Le modèle «J » de la firme japonaise, sur la description duquel nous
reviendrons plus longuement, possède des caractéristiques diamétralement
opposées : entre les unités opérationnelles, la coordination est horizontale
et non verticale; «les plans établis par "en haut" ne constituent qu'un
cadre indicatif, le rôle majeur étant dévolu au partage des informations
"ex post" obtenues sur place».
Avant de poursuivre la présentation de ces «idéaux-types», on peut
regretter leur appellation susceptible de conduire à une erreur d'interprétation
en laissant sous-entendre des présupposés de type culturaliste qui sont
totalement absents de l'approche d'Aoki. Ces modèles contrastés, stylisés à
partir d'observations d'entreprises appartenant aux mêmes secteurs
industriels aux Etats-Unis et au Japon, doivent très peu sinon rien aux « vertus »
différentes des salariés des deux pays ou même à quelques faits de
tradition.
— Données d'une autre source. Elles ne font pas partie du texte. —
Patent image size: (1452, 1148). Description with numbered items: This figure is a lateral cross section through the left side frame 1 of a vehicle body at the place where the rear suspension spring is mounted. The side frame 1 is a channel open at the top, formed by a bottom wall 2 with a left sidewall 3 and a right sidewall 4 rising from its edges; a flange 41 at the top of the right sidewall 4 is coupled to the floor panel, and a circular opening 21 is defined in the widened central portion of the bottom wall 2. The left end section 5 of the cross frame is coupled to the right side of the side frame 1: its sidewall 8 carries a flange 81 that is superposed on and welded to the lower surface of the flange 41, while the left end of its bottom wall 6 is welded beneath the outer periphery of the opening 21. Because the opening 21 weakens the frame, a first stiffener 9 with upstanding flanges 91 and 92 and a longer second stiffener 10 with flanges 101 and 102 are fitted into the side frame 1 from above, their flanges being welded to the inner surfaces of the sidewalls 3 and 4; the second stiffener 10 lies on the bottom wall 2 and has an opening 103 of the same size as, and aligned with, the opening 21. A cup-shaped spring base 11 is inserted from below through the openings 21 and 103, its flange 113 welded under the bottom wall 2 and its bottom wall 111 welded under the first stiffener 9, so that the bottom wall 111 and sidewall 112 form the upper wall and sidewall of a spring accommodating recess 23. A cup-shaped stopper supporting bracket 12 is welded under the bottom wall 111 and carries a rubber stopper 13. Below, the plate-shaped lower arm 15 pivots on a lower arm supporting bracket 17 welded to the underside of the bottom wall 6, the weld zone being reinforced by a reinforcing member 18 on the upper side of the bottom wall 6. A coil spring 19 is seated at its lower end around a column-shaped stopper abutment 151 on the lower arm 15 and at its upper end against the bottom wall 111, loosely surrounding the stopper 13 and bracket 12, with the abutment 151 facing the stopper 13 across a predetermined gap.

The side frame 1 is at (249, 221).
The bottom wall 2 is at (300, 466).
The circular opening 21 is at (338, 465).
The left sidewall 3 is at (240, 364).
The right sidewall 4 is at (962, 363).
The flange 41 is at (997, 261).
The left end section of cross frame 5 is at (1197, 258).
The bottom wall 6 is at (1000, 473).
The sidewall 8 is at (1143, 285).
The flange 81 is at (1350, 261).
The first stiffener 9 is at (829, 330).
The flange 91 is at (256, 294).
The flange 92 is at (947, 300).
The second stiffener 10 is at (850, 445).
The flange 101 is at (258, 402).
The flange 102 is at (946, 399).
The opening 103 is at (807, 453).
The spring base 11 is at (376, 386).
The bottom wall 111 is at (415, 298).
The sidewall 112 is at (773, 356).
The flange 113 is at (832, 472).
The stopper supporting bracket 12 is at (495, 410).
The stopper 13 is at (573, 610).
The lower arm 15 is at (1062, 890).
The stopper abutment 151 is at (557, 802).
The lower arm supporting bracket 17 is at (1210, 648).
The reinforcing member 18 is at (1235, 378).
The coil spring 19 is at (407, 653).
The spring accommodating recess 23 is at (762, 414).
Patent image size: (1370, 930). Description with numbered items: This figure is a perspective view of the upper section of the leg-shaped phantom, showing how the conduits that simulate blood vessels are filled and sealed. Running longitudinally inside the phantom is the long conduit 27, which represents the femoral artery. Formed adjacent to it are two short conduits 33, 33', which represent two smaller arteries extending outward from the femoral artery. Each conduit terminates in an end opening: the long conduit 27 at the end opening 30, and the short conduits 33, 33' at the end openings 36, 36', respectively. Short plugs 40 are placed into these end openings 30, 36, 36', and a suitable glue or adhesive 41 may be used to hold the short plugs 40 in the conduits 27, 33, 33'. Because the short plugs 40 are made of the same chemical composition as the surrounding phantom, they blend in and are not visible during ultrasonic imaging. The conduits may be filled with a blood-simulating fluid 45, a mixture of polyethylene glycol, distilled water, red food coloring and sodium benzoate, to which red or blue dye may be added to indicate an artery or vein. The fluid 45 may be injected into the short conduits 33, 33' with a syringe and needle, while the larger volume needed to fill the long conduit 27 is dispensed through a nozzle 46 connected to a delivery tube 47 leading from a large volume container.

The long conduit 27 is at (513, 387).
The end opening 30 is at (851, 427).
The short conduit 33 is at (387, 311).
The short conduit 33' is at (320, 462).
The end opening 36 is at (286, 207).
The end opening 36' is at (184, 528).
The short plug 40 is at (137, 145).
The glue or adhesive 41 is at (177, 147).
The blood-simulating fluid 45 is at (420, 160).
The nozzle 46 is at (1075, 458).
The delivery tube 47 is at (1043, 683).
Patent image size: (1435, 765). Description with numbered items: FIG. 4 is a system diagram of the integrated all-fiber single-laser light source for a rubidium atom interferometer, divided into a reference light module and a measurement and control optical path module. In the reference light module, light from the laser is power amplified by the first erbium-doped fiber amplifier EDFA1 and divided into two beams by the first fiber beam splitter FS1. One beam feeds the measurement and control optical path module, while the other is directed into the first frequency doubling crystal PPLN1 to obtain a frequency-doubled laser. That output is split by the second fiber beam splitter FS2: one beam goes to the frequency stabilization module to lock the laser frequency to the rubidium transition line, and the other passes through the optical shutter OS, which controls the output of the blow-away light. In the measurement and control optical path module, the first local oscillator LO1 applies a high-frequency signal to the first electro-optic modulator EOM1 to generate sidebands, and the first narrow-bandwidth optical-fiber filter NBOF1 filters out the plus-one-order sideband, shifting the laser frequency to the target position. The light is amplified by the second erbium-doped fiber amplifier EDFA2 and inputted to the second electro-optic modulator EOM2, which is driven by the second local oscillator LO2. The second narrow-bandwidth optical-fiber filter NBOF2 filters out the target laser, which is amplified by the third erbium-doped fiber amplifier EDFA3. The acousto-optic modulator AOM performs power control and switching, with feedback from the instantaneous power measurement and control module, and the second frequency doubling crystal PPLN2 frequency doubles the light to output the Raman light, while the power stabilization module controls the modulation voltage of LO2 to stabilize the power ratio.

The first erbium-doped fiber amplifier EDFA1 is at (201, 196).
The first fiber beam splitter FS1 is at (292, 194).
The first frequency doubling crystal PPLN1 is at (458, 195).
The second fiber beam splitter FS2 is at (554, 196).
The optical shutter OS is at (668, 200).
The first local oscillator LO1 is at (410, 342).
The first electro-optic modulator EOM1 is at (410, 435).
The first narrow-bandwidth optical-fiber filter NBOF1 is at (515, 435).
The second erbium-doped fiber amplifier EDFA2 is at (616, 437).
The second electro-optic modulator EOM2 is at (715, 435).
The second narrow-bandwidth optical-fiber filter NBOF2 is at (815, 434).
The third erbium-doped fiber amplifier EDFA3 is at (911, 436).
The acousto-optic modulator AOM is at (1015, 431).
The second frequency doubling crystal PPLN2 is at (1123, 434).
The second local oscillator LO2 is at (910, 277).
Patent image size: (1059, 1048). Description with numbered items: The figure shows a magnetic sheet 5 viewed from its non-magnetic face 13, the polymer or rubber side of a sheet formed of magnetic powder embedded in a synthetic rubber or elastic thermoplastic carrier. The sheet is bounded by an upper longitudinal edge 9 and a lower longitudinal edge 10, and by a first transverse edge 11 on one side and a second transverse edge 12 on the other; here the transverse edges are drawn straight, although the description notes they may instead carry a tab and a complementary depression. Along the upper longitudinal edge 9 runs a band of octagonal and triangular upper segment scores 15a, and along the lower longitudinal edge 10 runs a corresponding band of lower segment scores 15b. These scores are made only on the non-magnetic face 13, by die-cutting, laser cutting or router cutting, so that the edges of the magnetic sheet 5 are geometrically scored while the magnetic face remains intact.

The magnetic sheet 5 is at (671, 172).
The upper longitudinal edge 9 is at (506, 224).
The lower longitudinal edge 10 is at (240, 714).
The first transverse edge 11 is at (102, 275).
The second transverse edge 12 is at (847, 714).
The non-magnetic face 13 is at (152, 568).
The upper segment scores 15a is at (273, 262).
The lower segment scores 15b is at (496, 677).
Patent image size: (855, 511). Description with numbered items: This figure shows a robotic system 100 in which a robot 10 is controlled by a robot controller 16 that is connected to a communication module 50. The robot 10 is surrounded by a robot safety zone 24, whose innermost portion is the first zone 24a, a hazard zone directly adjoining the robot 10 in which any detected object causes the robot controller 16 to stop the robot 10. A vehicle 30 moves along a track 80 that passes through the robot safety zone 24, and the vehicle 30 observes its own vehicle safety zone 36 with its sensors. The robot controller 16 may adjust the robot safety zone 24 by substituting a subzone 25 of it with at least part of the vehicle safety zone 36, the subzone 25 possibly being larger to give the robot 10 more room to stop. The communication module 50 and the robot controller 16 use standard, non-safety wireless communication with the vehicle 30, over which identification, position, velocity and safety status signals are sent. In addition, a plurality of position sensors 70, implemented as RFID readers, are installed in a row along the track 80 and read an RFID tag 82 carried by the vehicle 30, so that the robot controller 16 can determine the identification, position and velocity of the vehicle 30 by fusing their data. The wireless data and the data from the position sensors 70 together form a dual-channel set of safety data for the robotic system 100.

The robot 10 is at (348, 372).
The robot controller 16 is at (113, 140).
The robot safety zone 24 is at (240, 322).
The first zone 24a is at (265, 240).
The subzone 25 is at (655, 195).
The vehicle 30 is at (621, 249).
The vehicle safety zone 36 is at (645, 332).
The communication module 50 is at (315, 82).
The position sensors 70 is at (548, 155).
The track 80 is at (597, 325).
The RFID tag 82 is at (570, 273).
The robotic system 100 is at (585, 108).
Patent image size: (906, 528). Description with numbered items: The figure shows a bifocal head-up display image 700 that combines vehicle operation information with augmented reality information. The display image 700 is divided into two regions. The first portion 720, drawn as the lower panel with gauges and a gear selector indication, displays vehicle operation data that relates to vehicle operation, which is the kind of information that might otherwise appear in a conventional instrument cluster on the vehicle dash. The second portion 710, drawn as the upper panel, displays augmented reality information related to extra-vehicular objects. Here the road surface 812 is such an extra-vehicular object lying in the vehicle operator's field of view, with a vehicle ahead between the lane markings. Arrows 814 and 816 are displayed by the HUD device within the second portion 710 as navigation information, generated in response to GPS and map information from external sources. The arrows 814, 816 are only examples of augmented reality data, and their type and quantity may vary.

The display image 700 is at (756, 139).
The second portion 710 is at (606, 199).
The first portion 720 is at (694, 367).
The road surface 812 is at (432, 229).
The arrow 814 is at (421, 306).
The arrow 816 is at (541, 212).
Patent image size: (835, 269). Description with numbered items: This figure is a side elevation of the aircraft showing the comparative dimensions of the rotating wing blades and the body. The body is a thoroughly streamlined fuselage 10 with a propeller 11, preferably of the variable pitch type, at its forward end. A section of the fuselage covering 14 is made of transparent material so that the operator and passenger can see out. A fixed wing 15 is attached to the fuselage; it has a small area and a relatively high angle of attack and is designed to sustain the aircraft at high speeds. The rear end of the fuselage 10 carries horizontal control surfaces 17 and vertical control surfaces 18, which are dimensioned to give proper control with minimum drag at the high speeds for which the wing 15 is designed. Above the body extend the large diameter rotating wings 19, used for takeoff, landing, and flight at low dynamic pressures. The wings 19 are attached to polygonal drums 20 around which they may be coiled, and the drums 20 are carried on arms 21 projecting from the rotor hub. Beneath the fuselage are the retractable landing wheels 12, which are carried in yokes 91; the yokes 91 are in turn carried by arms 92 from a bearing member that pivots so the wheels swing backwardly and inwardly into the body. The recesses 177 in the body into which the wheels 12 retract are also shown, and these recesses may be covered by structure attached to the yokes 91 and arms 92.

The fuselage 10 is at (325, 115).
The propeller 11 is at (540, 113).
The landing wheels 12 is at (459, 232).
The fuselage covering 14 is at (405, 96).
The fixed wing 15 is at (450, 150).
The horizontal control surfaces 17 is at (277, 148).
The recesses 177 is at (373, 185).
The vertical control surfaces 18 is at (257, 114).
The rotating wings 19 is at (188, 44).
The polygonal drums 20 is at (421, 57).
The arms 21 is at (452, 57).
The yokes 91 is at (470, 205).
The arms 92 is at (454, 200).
Tout au plus trouve-t-on chez Aoki des références au contexte
societal (2). Son propos consiste au contraire à démontrer que ces deux modèles
contrastés reposent sur des choix organisationnels volontaires et que ces
modèles ne présentent pas les mêmes performances face à un
environnement identique : « Si le contexte est plutôt stable (du point de vue de
l'évolution des marchés, du progrès des procédés techniques, des
possibilités de développement des produits), l'expérience acquise au niveau
opérationnel ne peut que constituer une source très marginale de correction
des plans conçus "en haut" et il peut être alors préférable de renoncer aux
avantages de la stricte spécialisation organisationnelle. Si l'environnement
est au contraire extrêmement variable et incertain, un mode d'adaptation
au changement décentralisé peut produire des résultats fortement instables.
Dans les deux cas, le modèle "A" se révélerait sans doute plus approprié.
Dans la situation intermédiaire, l'environnement externe change
constamment mais pas trop rapidement, c'est le modèle "J" qui s'avérerait
supérieur».
Nous reviendrons ultérieurement sur cette analyse qui postule des
capacités différentes d'adaptation des deux modèles selon la nature de leur
environnement, hypothèse dont la démonstration soulève bien des
questions. Ce qui nous paraît être, et de loin, le plus intéressant dans l'approche
réside dans l'effort de théorisation et non plus seulement de description
du modèle coopératif d'organisation de l'entreprise.

(2) Voir à ce propos le débat entre P. d'Iribarne (1991) et M. Maurice, F. Sellier et J.-J.
Silvestře (1992) dans la Revue française de sociologie.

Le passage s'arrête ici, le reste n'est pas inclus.